Particulate Matter Emissions in Gasoline Direct-Injection Spark-Ignition Engines: Sources, Fuel Dependency, and Quantities

Abstract

This study investigates sources of particulate matter (PM) from a direct-injected spark-ignition (DISI) engine, all of which are likely the result of poor mixture formation, although through varying mechanisms. Nine unique gasoline formulations, including both oxygenated and non-oxygenated fuels, with varying distillation curves and concentrations of different hydrocarbon classes were employed to investigate the effect of fuel on soot formation. The engine experiments were further supported by reacting and non-reacting experiments in a spray-chamber.The metal-engine experimental results indicated that engine-out PM emissions of the nine fuels generally conforms to their sooting tendency, here quantified by Particulate Matter Index (PMI).
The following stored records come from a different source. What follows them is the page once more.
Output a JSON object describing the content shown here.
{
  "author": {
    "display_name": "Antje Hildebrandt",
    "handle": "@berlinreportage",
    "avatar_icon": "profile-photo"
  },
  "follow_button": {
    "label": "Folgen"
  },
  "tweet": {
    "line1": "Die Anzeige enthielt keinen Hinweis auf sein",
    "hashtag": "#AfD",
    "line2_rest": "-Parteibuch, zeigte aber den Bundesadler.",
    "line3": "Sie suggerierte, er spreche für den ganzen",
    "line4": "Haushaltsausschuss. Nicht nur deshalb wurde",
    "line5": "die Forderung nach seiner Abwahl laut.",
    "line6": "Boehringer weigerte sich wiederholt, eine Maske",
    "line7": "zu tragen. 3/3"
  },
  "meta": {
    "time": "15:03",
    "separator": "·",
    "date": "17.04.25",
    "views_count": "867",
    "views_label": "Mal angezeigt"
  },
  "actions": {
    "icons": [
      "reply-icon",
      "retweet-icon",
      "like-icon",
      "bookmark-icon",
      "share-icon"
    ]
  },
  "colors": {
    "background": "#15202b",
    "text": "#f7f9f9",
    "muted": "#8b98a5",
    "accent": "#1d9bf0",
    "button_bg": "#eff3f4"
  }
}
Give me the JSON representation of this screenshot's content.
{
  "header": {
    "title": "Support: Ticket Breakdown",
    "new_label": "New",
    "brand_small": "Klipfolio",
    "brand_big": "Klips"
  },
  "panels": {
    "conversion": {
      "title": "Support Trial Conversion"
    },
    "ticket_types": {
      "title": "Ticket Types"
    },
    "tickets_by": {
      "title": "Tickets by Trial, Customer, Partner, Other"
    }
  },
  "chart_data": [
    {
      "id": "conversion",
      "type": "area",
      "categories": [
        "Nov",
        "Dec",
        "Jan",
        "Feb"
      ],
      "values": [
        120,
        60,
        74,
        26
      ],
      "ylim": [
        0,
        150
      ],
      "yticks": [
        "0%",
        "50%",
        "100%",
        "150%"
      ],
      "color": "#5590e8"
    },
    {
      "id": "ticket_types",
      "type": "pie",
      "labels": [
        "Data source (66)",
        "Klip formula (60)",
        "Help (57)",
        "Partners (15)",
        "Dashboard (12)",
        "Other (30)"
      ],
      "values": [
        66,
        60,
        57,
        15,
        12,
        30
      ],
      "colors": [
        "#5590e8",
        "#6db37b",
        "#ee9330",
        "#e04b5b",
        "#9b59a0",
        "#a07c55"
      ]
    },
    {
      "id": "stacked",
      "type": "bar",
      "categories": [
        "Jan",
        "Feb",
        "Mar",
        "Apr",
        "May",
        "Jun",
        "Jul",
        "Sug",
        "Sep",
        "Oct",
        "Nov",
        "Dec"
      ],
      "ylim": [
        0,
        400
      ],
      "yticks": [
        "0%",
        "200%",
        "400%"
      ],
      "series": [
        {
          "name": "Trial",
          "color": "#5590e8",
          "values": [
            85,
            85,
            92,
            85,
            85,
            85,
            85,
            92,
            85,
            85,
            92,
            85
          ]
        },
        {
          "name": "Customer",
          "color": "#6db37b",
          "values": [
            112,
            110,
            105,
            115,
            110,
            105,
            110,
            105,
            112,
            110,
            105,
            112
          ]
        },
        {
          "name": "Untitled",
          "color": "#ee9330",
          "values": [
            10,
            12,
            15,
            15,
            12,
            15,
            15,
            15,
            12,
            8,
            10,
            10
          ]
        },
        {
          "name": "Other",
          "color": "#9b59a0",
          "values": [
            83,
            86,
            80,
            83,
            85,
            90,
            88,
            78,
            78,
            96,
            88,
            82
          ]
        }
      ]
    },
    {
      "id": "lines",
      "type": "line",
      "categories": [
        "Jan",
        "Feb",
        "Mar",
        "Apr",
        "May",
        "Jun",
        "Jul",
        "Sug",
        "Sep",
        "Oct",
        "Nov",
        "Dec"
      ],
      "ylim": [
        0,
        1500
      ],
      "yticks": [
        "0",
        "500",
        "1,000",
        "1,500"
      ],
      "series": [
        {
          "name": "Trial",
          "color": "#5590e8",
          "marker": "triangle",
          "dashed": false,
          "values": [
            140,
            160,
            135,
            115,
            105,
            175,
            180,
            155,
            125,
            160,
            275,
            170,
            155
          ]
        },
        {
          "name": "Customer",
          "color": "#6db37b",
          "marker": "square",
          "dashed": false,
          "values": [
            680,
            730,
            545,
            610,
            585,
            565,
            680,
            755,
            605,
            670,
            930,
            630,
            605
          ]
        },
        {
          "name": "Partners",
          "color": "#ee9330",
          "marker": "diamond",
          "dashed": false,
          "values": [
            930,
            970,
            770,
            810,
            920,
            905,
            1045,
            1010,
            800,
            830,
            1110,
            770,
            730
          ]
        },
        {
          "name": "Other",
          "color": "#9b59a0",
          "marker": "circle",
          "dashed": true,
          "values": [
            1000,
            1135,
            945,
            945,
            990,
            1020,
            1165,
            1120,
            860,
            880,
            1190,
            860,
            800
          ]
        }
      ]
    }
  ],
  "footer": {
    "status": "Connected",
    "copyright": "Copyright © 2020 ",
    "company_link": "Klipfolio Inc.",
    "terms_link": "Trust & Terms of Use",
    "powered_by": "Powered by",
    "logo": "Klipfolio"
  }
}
Discrepancies with the engine-out PM emissions and PMI were observed under transient operating condition, which is not reflective of the test conditions used to formulate the PMI. A diisobutylene surrogate blend and a high-olefin full-boiling range fuel were investigated further in the optically-accessible engine, showing soot generation from different sources. These differences came from the variation in their spray characteristics, as confirmed in the non-reactive spray-chamber experiments.While the earlier tests were conducted with a fouled injector, the injector was later cleaned and fuels were tested in the optical engine. High olefin fuel and diisobutylene blend showed significantly lower soot emissions with clean injector. E30 fuel exhibited spray impingement and subsequent diffusive combustion, known as pool fire, on the piston top characterized by a yellow flame due to soot luminosity. A final round of experiments in the spray-chamber mimic this pool fire mechanism. A stoichiometric flame was initiated after a spray has impinged on a wall and formed a film. Results showed a large time delay between the flame passing over the fuel film and the formation of soot mass. The slow soot formation via pyrolysis in spray-chamber suggest that pyrolysis may not be a dominating soot-production pathway in SI engines, even for conditions with significant wall wetting. The findings of this study highlight the many considerations which influence the effective design of a combustion system when the minimization of PM emissions is a goal, and the ways in which fuel formulation can change soot-production pathways in DISI engines.